Waterfowl at Lake Arthur

April is one of my favorite months. In early April, spring is just starting, winter is finally over, and (most importantly) migrants are just starting to come through in force. Then by the end of April, the first wave of migrants is almost through and you are ready for the full force of spring passerine migration.
For the past few days, reports had been coming in over the PABirds listserv of some of early Aprils migrants at Moraine State Park, a state park along Lake Arthur just north of Pittsburgh. Besides migrant passerines, Moraine is a good place for overwintering and migrating waterfowl. So my dad and I decided to get the best of both worlds and well as take advantage of the warmest weather in weeks and go out to do some birding.
We pulled into the park and weren’t even down to the lakeshore yet when we saw our first tree swallows of the day. These magnificent birds are just what make April such a special month. There were also a few bluebirds around the nest boxes presumably checking them out as potential places to raise the next generation. After enjoying watching the tree swallow for a bit, we continued down towards the lake.

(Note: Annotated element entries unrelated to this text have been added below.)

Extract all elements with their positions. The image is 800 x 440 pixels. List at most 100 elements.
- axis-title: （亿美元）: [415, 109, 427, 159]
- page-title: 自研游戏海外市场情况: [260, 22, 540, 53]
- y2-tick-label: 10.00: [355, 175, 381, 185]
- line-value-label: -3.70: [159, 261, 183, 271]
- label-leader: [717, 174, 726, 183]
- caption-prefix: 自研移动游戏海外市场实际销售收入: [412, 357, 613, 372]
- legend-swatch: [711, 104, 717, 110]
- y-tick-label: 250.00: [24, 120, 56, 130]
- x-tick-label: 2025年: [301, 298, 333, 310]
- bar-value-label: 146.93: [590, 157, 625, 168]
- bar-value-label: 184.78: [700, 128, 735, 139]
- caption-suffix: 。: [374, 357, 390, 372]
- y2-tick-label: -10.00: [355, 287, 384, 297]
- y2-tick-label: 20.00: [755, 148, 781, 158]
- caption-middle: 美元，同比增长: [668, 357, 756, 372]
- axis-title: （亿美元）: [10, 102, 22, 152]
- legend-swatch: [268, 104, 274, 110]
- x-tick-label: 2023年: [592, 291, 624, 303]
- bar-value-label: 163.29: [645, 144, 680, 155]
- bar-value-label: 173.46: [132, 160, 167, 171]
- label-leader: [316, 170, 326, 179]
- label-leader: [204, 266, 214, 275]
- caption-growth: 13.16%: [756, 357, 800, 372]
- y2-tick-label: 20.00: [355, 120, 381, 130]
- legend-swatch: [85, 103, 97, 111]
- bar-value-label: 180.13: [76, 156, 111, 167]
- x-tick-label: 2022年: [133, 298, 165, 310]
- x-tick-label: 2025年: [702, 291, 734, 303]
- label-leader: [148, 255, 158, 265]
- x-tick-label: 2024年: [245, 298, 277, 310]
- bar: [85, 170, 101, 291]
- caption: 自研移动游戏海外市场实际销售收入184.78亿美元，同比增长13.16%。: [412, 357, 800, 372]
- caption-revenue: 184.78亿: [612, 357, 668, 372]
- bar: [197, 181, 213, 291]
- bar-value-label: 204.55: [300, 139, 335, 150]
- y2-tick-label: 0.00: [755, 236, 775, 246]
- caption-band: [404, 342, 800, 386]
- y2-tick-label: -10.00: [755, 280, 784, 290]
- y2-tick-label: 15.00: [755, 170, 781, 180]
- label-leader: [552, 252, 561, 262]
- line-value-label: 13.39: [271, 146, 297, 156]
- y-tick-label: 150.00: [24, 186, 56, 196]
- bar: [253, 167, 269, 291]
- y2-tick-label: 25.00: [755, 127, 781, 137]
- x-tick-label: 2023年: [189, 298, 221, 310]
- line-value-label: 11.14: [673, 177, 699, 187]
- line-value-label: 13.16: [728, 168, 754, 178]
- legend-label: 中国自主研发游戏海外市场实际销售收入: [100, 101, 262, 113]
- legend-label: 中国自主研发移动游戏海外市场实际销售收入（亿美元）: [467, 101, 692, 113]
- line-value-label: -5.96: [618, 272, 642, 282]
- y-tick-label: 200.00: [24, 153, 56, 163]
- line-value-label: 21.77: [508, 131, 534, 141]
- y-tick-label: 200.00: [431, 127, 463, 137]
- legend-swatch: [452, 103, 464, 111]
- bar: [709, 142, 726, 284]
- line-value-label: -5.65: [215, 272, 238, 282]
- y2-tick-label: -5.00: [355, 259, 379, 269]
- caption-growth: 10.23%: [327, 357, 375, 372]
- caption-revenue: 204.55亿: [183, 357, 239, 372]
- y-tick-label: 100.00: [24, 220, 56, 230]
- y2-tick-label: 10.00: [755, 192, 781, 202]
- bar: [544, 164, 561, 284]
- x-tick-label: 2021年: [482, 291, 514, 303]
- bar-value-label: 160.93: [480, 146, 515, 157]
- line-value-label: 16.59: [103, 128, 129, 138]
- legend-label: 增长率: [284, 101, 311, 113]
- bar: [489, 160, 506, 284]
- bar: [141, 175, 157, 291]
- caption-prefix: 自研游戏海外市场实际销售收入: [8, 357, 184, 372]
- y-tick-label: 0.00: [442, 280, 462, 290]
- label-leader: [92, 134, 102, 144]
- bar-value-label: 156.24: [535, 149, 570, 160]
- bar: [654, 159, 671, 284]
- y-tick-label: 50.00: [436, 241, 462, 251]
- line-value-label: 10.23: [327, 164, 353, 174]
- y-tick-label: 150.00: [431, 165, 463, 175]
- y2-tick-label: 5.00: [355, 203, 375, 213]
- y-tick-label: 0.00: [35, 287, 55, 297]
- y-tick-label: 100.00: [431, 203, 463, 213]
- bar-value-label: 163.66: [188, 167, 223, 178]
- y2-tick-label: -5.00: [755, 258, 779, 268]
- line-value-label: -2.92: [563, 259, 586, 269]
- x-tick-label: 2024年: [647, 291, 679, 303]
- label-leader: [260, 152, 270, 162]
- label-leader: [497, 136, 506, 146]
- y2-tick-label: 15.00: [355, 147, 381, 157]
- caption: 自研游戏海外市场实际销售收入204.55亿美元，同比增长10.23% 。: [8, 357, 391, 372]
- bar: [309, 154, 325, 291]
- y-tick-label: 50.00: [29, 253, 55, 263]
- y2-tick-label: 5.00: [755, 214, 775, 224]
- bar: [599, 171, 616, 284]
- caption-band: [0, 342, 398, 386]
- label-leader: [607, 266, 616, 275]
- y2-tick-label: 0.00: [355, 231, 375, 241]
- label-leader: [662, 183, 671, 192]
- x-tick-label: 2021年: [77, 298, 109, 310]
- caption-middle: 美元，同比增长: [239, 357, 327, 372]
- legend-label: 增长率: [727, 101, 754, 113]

The first spot we stopped was one of the three or so boat launches around Lake Arthur. In the water offshore there was a mixed raft of Bufflehead and ruddy duck. There were surprisingly few Bufflehead though (small numbers of waterfowl was a recurring theme throughout the day, presumably because of the high wind along the lake). Continuing on we encountered more Bufflehead rafts, along with a few rafts of Scaup (they were to far away to make a confirmed ID), and a few more ruddies.
We then arrived at another boat launch along the lake shore. It was in a fairly secluded inlet providing for calm waters and shelter for waterfowl. The waterfowl were taking advantage of this as we saw a large raft of common mergansers and a large group of coot. An osprey was soaring overhead and with it were a flock of ring-billed gulls with a single Bonaparte’s gull. Getting out of the car I realized that it was the quintessential early spring day. Chickadees, cardinals, song sparrows, and eastern pheobes were in full song, it was sunny, and you could feel the humidity in the air. It was beautiful to be out.
We then moved on towards the other end of the lake to look for more waterfowl. We pulled into the main parking area for the park and decided to walk one of the trails there in hopes of finding swamp sparrows. Spring peepers were calling loudly from the marshes, red-winged blackbirds were singing, and a pair of horned grebes were swimming in the more open water. The first part of the trail we walked ran along side a marshy area. As we got closer to the marsh, the sound of the spring peepers got louder and louder to the point of almost being deafening. However, over the noise of the harbingers of spring, I could just make out the song of a swamp sparrow. I managed to locate it (singing from atop a cattail) and got great looks at this beautiful sparrow. The trail itself was very scenic. It wounds its way through beautiful deciduous forest interspersed with pine stands. Golden-crowned kinglets could be heard calling amid the pine boughs and song sparrows moved and foraged in the brush. As the trail looped back around and passed the marsh again I heard a female wood duck call but could not locate it.
Returning to the car, we headed out of the park to buy some food at a nearby gas station. After buying enough calories to get us through the test of the day (salt and vinegar chips and a root beer) we headed back into the park. Our next stop was to be the waterfowl observation area. This is a observation deck that looks out onto a sheltered bay with a marshy are around the edges. It usually holds good numbers of dabbling ducks with generally smaller numbers of diving ducks. Today was no exception. As we walked out onto the deck, a flock of ten wood ducks burst up off the water and flew off to areas unknown. Scoping the water revealed around nine hooded mergansers, a small ground of Scaup, a Bufflehead, a pair of ring-necked ducks, some mallards, some Canada geese, and a park of green-winged teal. There were also three Bonaparte’s gulls overhead. Although I would have liked to stay longer, the wind forced us back to the car. The then headed towards what was to be our last stop of the day.
On the way there we stopped at yet another boat launch where we found a pied-billed grebe and a pair of gadwall. Then we continued to the last spot. This last spot was a place that my dad and I discovered when we got lost the first time we came to Moraine. It is a wooded section along the lake where to reach the lake you have to hike through the woods a bit. However, it is well worth it as it has produced some good birds in the past. Today was no exception with a raft of redheads being the highlight.
All in all it was a spectacular trip which really highlighted the best of early April and of Moraine State Park.